Nadya Warthen-Gibson was born in the town of Yubileyny, Moscow Oblast, Russia. She immigrated to the United States at the age of 12, along with most of her family, and has lived in a variety of Midwestern states, including Indiana, Iowa and Illinois. During her stay in Illinois, she obtained a Bachelor of Art in Crafts (Metalsmithing and Jewelry) and Master of Art in Education at the University of Illinois at Urbana-Champaign. Following college, she resided in the town of Abingdon, Virginia, for five years, becoming inspired by the wild beauty of the Appalachian mountains. Here, she began to paint with encouragement of artists and community members at the Abingdon Arts Depot.

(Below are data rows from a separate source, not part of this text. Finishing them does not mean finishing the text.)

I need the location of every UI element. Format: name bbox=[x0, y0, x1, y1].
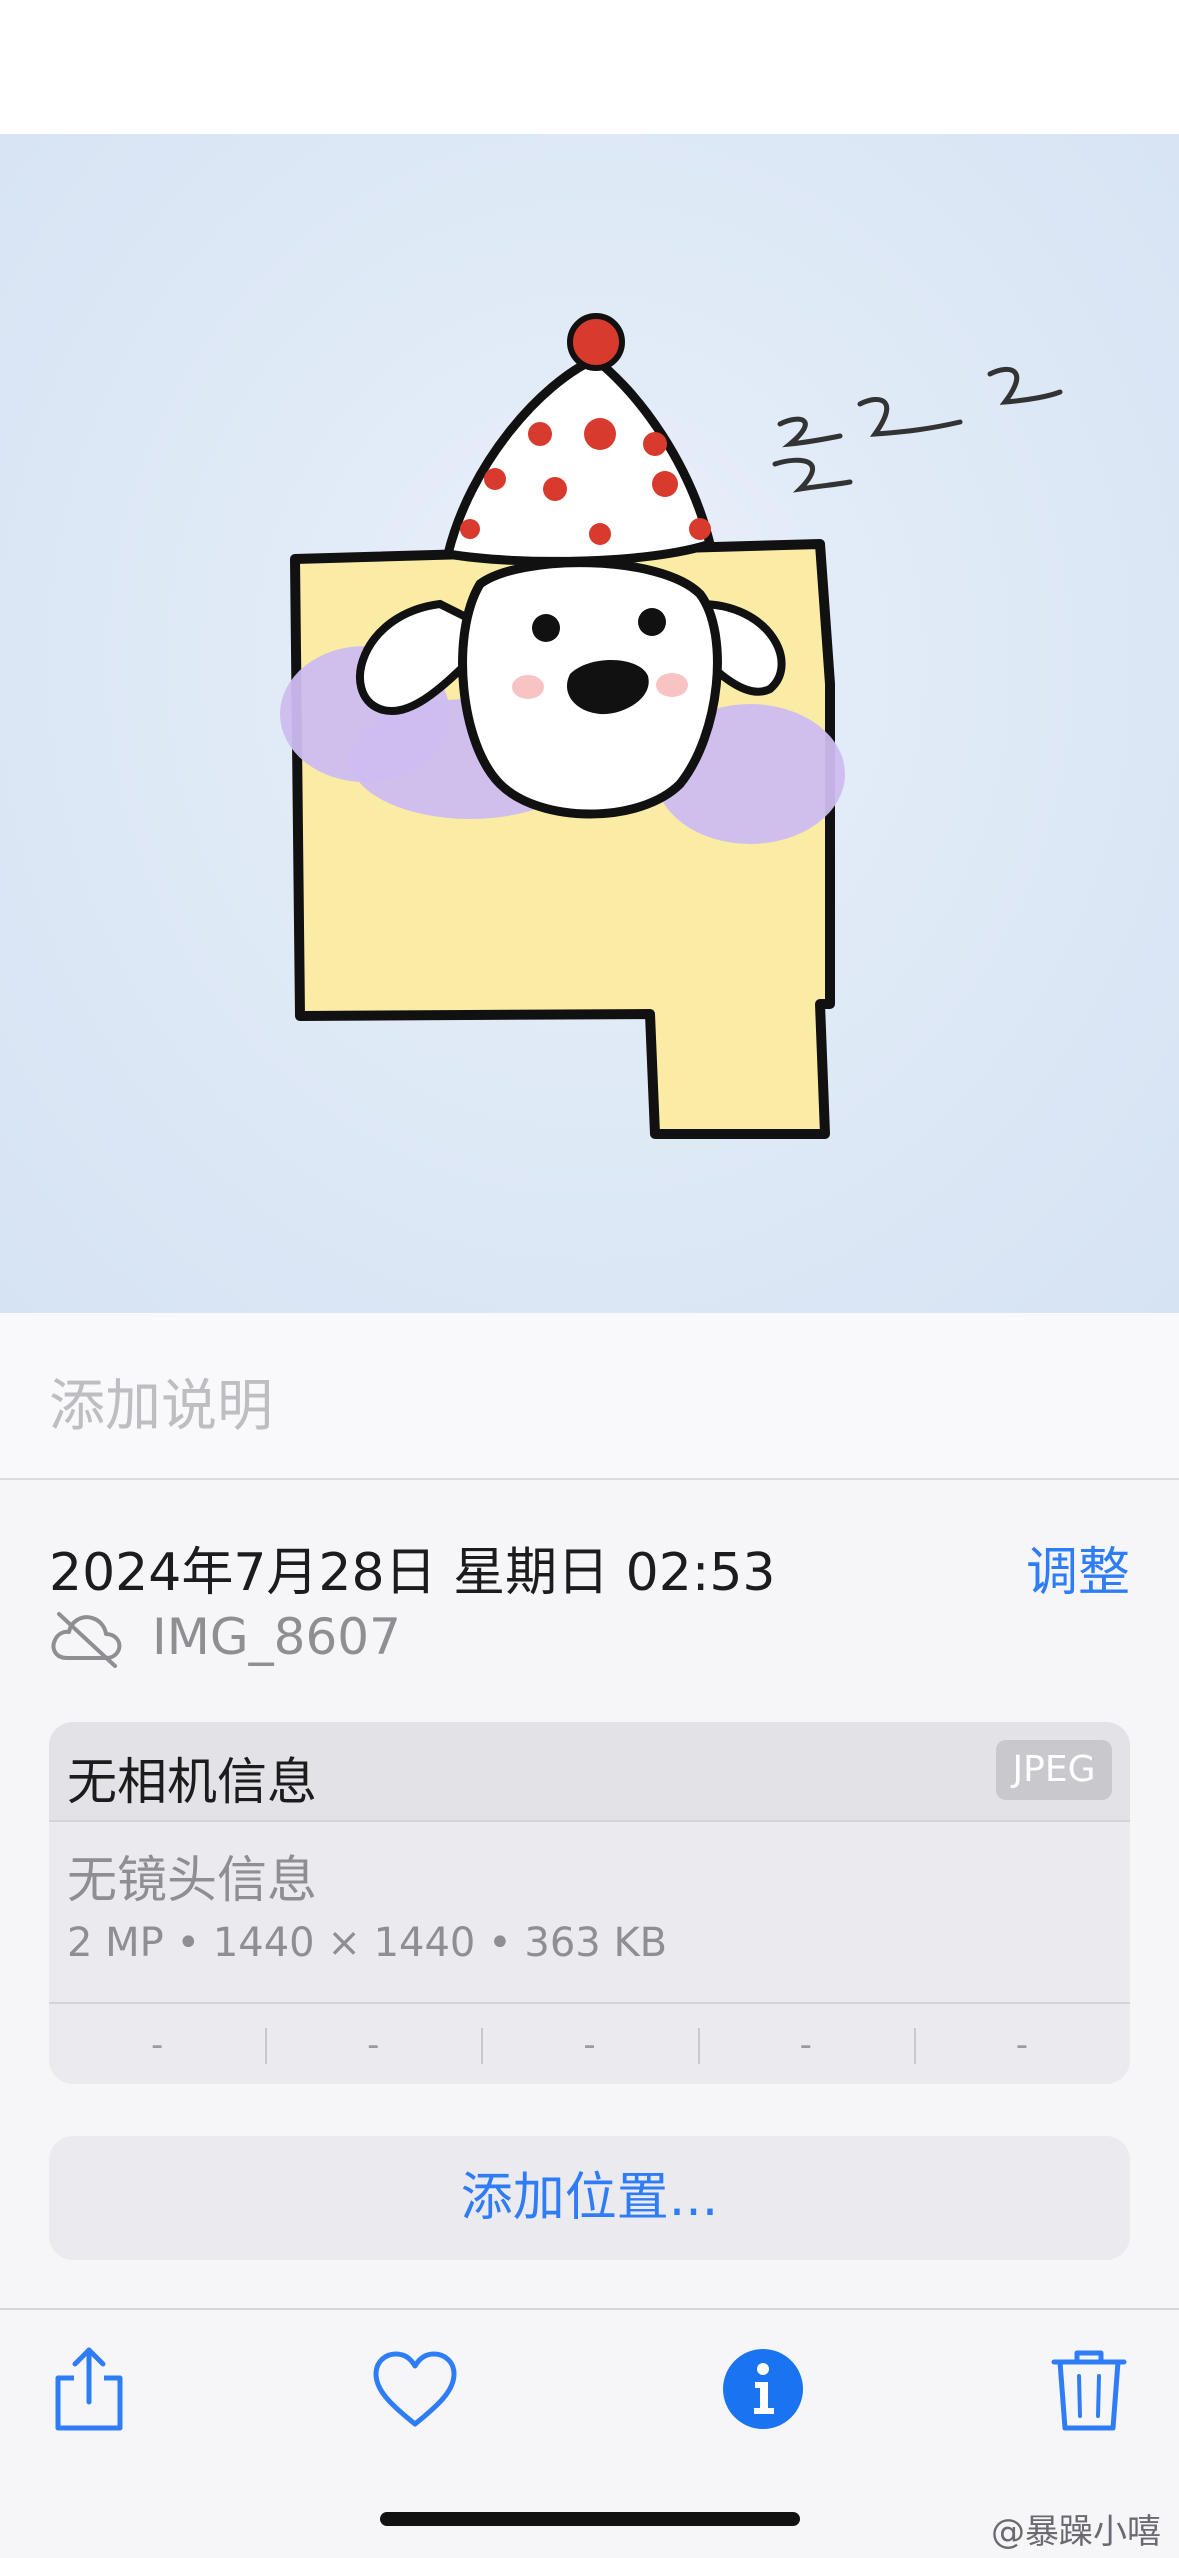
caption-placeholder: 添加说明 bbox=[49, 1374, 273, 1439]
exif-exposure-value: - bbox=[481, 2004, 697, 2084]
photo-illustration bbox=[280, 313, 1063, 1139]
home-indicator bbox=[380, 2512, 800, 2526]
image-specs: 2 MP • 1440 × 1440 • 363 KB bbox=[67, 1920, 668, 1966]
format-badge: JPEG bbox=[996, 1740, 1112, 1800]
trash-icon[interactable] bbox=[1044, 2344, 1134, 2434]
top-bar bbox=[0, 0, 1179, 134]
watermark: @暴躁小嘻 bbox=[991, 2512, 1161, 2552]
exif-shutter-speed: - bbox=[913, 2004, 1130, 2084]
camera-info: 无相机信息 bbox=[67, 1753, 317, 1811]
adjust-button[interactable]: 调整 bbox=[1026, 1530, 1130, 1605]
exif-aperture: - bbox=[697, 2004, 914, 2084]
info-panel: 2024年7月28日 星期日 02:53 调整 IMG_8607 无相机信息 J… bbox=[0, 1480, 1179, 2308]
add-location-button[interactable]: 添加位置... bbox=[49, 2136, 1130, 2260]
metadata-card: 无相机信息 JPEG 无镜头信息 2 MP • 1440 × 1440 • 36… bbox=[49, 1722, 1130, 2084]
exif-iso: - bbox=[150, 2025, 164, 2065]
metadata-card-header: 无相机信息 JPEG bbox=[49, 1722, 1130, 1822]
share-icon[interactable] bbox=[44, 2344, 134, 2434]
file-name: IMG_8607 bbox=[152, 1608, 401, 1666]
photo-view[interactable] bbox=[0, 134, 1179, 1313]
caption-field[interactable]: 添加说明 bbox=[0, 1313, 1179, 1480]
lens-info: 无镜头信息 bbox=[67, 1851, 317, 1909]
info-icon[interactable] bbox=[718, 2344, 808, 2434]
exif-row: - - - - - bbox=[49, 2002, 1130, 2084]
exif-focal-length: - bbox=[265, 2004, 481, 2084]
photo-date: 2024年7月28日 星期日 02:53 bbox=[49, 1543, 776, 1603]
heart-icon[interactable] bbox=[370, 2344, 460, 2434]
cloud-off-icon bbox=[51, 1612, 122, 1668]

Following a move to Fairfax, VA in 2013 and, more recently, Chesterfield, Nadya continues to work on two and three-dimensional art inspired by both the natural world and the localized, but no less diverse, world of Eastern European folk art. Nadya has had her works at the Link and Cinema galleries in Champaign-Urbana, Illinois, Arts Depot gallery, Mallory Fine Art, and Heartwood Artisan Center in Abingdon, and the Cultural Arts Center in Glen Allen, Virginia. She has contributed several times to “Who is Afraid of Virginia's Wolves?,” a public art exhibit in the town of Abingdon as well as illustrating a coloring book as part of that same project and her work has been juried into the Virginia Highlands Arts Show in Abingdon and the Appalachian Art Show at the Renaissance Center in Kingsport, Tennessee.

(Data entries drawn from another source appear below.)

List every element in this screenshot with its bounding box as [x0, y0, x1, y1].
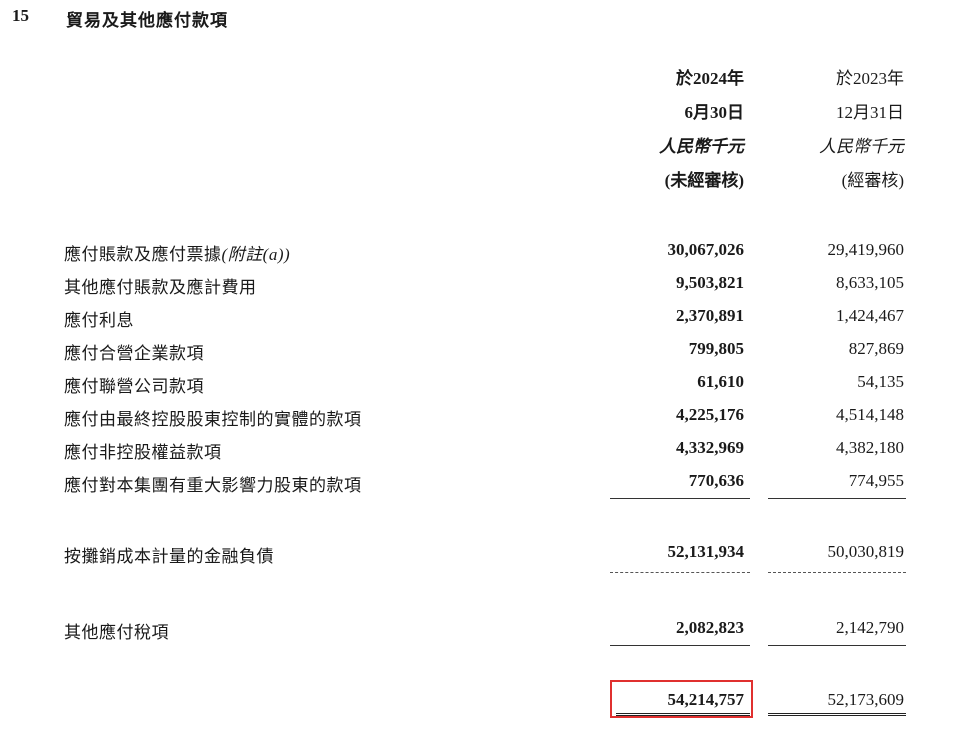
section-number: 15	[12, 6, 29, 25]
underline-prior	[768, 645, 906, 646]
header-current-currency: 人民幣千元	[659, 137, 744, 156]
header-current-year: 於2024年	[676, 69, 744, 88]
row-value-current: 4,225,176	[676, 405, 744, 424]
row-label: 其他應付賬款及應計費用	[64, 278, 257, 297]
row-value-prior: 4,382,180	[836, 438, 904, 457]
tax-row: 其他應付稅項 2,082,823 2,142,790	[0, 612, 960, 645]
table-row: 應付聯營公司款項 61,610 54,135	[0, 366, 960, 399]
total-value-prior: 52,173,609	[827, 690, 905, 709]
subtotal-value-prior: 50,030,819	[827, 542, 905, 561]
table-row: 應付合營企業款項 799,805 827,869	[0, 333, 960, 366]
subtotal-value-current: 52,131,934	[667, 542, 745, 561]
column-header-current: 於2024年 6月30日 人民幣千元 (未經審核)	[574, 62, 744, 198]
row-value-prior: 827,869	[848, 339, 904, 358]
highlight-box	[610, 680, 753, 718]
column-header-prior: 於2023年 12月31日 人民幣千元 (經審核)	[754, 62, 904, 198]
dashed-rule-current	[610, 572, 750, 573]
row-label: 應付非控股權益款項	[64, 443, 222, 462]
row-value-current: 2,370,891	[676, 306, 744, 325]
header-current-date: 6月30日	[684, 103, 745, 122]
header-prior-date: 12月31日	[836, 103, 904, 122]
row-label: 應付由最終控股股東控制的實體的款項	[64, 410, 362, 429]
section-title: 貿易及其他應付款項	[66, 11, 228, 30]
row-label: 應付賬款及應付票據(附註(a))	[64, 245, 291, 264]
header-current-audit: (未經審核)	[664, 171, 744, 190]
header-prior-audit: (經審核)	[841, 171, 904, 190]
row-label: 應付聯營公司款項	[64, 377, 204, 396]
row-note: (附註(a))	[221, 245, 291, 264]
row-value-current: 4,332,969	[676, 438, 744, 457]
row-value-prior: 774,955	[848, 471, 904, 490]
row-value-current: 770,636	[688, 471, 744, 490]
underline-current	[610, 645, 750, 646]
row-value-current: 799,805	[688, 339, 744, 358]
row-value-prior: 4,514,148	[836, 405, 904, 424]
header-prior-currency: 人民幣千元	[819, 137, 904, 156]
row-value-current: 30,067,026	[667, 240, 745, 259]
row-label: 應付對本集團有重大影響力股東的款項	[64, 476, 362, 495]
row-value-prior: 54,135	[857, 372, 904, 391]
subtotal-label: 按攤銷成本計量的金融負債	[64, 547, 274, 566]
row-value-prior: 1,424,467	[836, 306, 904, 325]
tax-value-prior: 2,142,790	[836, 618, 904, 637]
subtotal-row: 按攤銷成本計量的金融負債 52,131,934 50,030,819	[0, 536, 960, 569]
row-value-current: 9,503,821	[676, 273, 744, 292]
underline-current	[610, 498, 750, 499]
row-label: 應付合營企業款項	[64, 344, 204, 363]
table-row: 應付對本集團有重大影響力股東的款項 770,636 774,955	[0, 465, 960, 498]
tax-label: 其他應付稅項	[64, 623, 169, 642]
underline-prior	[768, 498, 906, 499]
row-value-current: 61,610	[697, 372, 744, 391]
header-prior-year: 於2023年	[836, 69, 904, 88]
table-row: 其他應付賬款及應計費用 9,503,821 8,633,105	[0, 267, 960, 300]
row-value-prior: 8,633,105	[836, 273, 904, 292]
double-rule-prior	[768, 713, 906, 716]
table-row: 應付非控股權益款項 4,332,969 4,382,180	[0, 432, 960, 465]
table-row: 應付利息 2,370,891 1,424,467	[0, 300, 960, 333]
row-label: 應付利息	[64, 311, 134, 330]
tax-value-current: 2,082,823	[676, 618, 744, 637]
dashed-rule-prior	[768, 572, 906, 573]
table-row: 應付由最終控股股東控制的實體的款項 4,225,176 4,514,148	[0, 399, 960, 432]
row-value-prior: 29,419,960	[827, 240, 905, 259]
table-row: 應付賬款及應付票據(附註(a)) 30,067,026 29,419,960	[0, 234, 960, 267]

In 2013 Nadya was unanimously chosen as the signature artist for both the Virginia Highlands Festival held in Abingdon, VA and the Clinch River Days festival held St. Paul, VA.

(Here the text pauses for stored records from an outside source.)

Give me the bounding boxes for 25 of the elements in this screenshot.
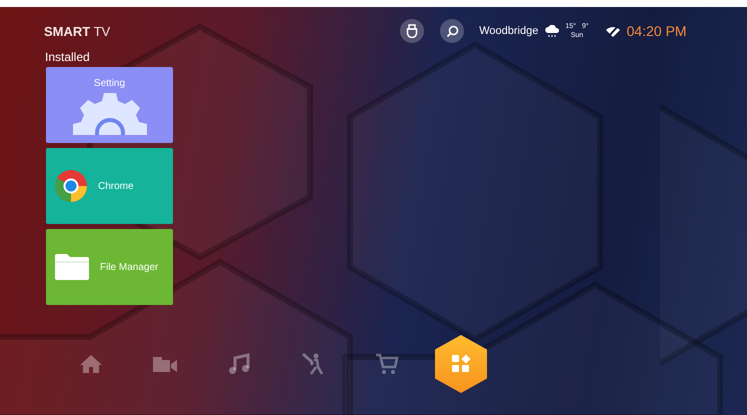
home-icon — [79, 354, 103, 374]
input-source-button[interactable] — [400, 19, 424, 43]
music-note-icon — [228, 353, 250, 375]
app-label: Chrome — [98, 180, 134, 192]
batsman-icon — [301, 352, 325, 376]
app-tile[interactable]: Setting — [46, 67, 173, 143]
app-tile[interactable]: Chrome — [46, 148, 173, 224]
weather-city: Woodbridge — [479, 25, 538, 37]
nav-tab[interactable] — [435, 335, 487, 393]
clock: 04:20 PM — [626, 23, 687, 39]
folder-icon — [54, 253, 90, 281]
apps-grid-icon — [451, 354, 471, 374]
no-network-icon — [604, 24, 621, 38]
app-label: Setting — [94, 78, 126, 89]
search-button[interactable] — [440, 19, 464, 43]
search-icon — [446, 24, 459, 38]
app-tile[interactable]: File Manager — [46, 229, 173, 305]
cart-icon — [375, 353, 399, 375]
section-title: Installed — [45, 50, 91, 64]
app-label: File Manager — [100, 262, 158, 272]
brand-logo: SMART TV — [44, 24, 110, 38]
usb-drive-icon — [406, 24, 418, 38]
chrome-logo-icon — [54, 169, 88, 203]
cloud-rain-icon — [544, 25, 560, 37]
video-camera-icon — [152, 354, 178, 374]
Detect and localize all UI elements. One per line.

Having lived her life as somewhat of a transient person and rarely staying in any given location for more than three years, Nadya had learned to hang onto the infrequently stable things in life and has come to possess a keen appreciation, even attachment, to the constant cycles of the sun and the moon, the heritage of recalled and researched folk art tradition, and the ever present avian life around her. These symbols are frequently found in her works, with birds standing in as expressions of such diverse topics as ephemeral beauty, the gregarious nature of immigrants, and the surreal terror of dreams.